The Trade-offs That Remain
None of this comes without cost, and the problems the registry model solves do not disappear by removing the registry.
Discoverability degrades without a central index. Finding a library requires knowing where to look, which shifts discovery to secondary tools like GitHub search, curated lists, or ecosystem documentation. For exploratory development, this is a real friction point. Registries did not become the dominant model because developers were naive about decentralization; they solved a genuine problem.
Versioning semantics shift in ways that require care. Semantic versioning over a registry is a convention with enforcement weight: npm treats published versions as immutable, and crates.io does the same. Git tags are arbitrary strings and can be moved or deleted. Zig’s approach of hashing archive contents rather than trusting the tag handles this correctly, but it requires the tooling to be explicit about what it trusts at each layer. A git-based system that pins branch names rather than content hashes provides no reproducibility guarantees at all.
Security scanning becomes harder without a central index. Tools like npm audit, cargo audit, and pip-audit query advisory databases that map package names and versions to known vulnerabilities. A git-URL-based system needs to map those same advisories to repository URLs and commit ranges, which is technically feasible but requires building parallel infrastructure. That infrastructure has not yet caught up to registry-based tooling in most ecosystems.
Namespace management becomes the user’s problem. Registries prevent two packages from having the same name within a namespace. With git URLs as identifiers, name conflicts are impossible by construction, but so is the discoverability that a shared namespace enables. You cannot go get cobra; you must know that it lives at github.com/spf13/cobra.
The Broader Trajectory
What makes this space worth watching is that the movement toward git-native dependency resolution is not primarily driven by new tooling. Established languages converged on it independently. Go made it structural from the start. Deno made URL imports idiomatic. Zig shipped without a central registry at all and built community tooling around the absence.

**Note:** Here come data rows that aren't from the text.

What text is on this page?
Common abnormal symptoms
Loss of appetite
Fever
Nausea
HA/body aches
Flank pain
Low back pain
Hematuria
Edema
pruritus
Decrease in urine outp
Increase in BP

These are different ecosystems arriving at variations of the same model, driven by the same frustrations with registry failure modes.
The pattern that emerges from all three is consistent: use a URL as the canonical identity, use a content hash for integrity, and treat any registry or proxy layer as optional infrastructure that improves performance and availability without being required for correctness. That combination sidesteps most of the failure modes that have historically caused damage, at the cost of discoverability infrastructure that has to be rebuilt outside the registry.
Projects like git-from are trying to make that pattern portable and explicit. Whether language-agnostic tooling can build enough ecosystem around the model to make discoverability less painful is the open question. The technical case for the approach is solid; the ecosystem case still requires work.